Barbadian-born artist Alberta Whittle’s new art exhibition, “BadmanaBadman,” and its examination of masculinity has been garnering interest in Barbados and abroad. The exhibit opened on March 22 at the Bridgetown Gallery and will run until April 3, 2010.
Whittle has previously looked at female sexuality and identity, as well as aspects of performance, ritual, and race. Khalil Goodman (Barbados Advocate) writes that “With her new show, she turns her gaze to images of bodybuilders, minstrelsy, religious iconography, hip-hop legends, historical figures and popular culture, to produce assemblages which attempt to subvert gender and racial stereotypes.”
The artists says, “I started looking at body-builders, how they sculpted their bodies and created these almost impossible silhouettes and it resonated with all I had done before with female sexuality.

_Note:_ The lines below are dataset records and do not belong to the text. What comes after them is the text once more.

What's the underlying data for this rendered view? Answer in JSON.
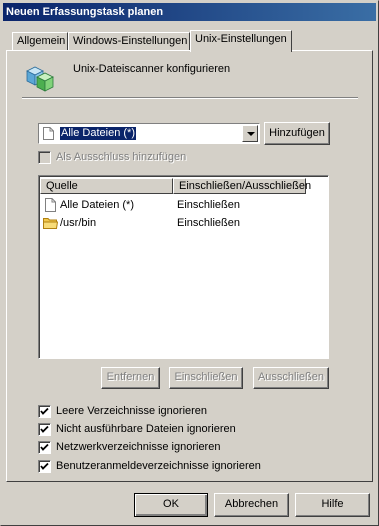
{
  "window": {
    "title": "Neuen Erfassungstask planen"
  },
  "tabs": [
    {
      "label": "Allgemein"
    },
    {
      "label": "Windows-Einstellungen"
    },
    {
      "label": "Unix-Einstellungen"
    }
  ],
  "heading": "Unix-Dateiscanner konfigurieren",
  "selector": {
    "selected": "Alle Dateien (*)",
    "add_button": "Hinzufügen"
  },
  "exclude_option": {
    "label": "Als Ausschluss hinzufügen",
    "checked": false,
    "disabled": true
  },
  "table": {
    "columns": [
      "Quelle",
      "Einschließen/Ausschließen"
    ],
    "rows": [
      {
        "icon": "file-icon",
        "source": "Alle Dateien (*)",
        "mode": "Einschließen"
      },
      {
        "icon": "folder-icon",
        "source": "/usr/bin",
        "mode": "Einschließen"
      }
    ]
  },
  "list_buttons": {
    "remove": "Entfernen",
    "include": "Einschließen",
    "exclude": "Ausschließen"
  },
  "options": [
    {
      "label": "Leere Verzeichnisse ignorieren",
      "checked": true
    },
    {
      "label": "Nicht ausführbare Dateien ignorieren",
      "checked": true
    },
    {
      "label": "Netzwerkverzeichnisse ignorieren",
      "checked": true
    },
    {
      "label": "Benutzeranmeldeverzeichnisse ignorieren",
      "checked": true
    }
  ],
  "footer": {
    "ok": "OK",
    "cancel": "Abbrechen",
    "help": "Hilfe"
  }
}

When I started I wanted to create an image that had some humour, but also in a subversive way so they were vulnerable because these men in a way are on [pedestals] but you also have the idea of possible collapse.” Finnish art critic and art historian Taava Koskinen adds that the artist also examines male sub-cultures. Whittle agrees, saying that she was drawn to the fact that body-builders are allowed to “show off” and demonstrate a type of “idealized” physical presence that is perhaps frowned upon in mainstream ideas of masculinity.
Looking at how the concept of masculinity of young men is formed based on hip-hop and dancehall culture, Whittle’s show is timely given the discourse in the Caribbean about the effect of dancehall on the country’s youth and the violence stemming from dancehall. Similarly, her work, examining the idea of the ‘performativity’ of gender, offers another perspective.
Alberta Whittle grew up in Barbados and moved to Scotland, where she is completing her MFA at Glasgow School of Art. Whittle has undertaken residencies at Czech Republic & Scotland. She choreographs interactive installations, interventions and performances as site-specific artworks in public and private spaces, including at the Royal Scottish Academy and has exhibited in various solo and group shows in Europe. She lives and works in both Barbados and Scotland.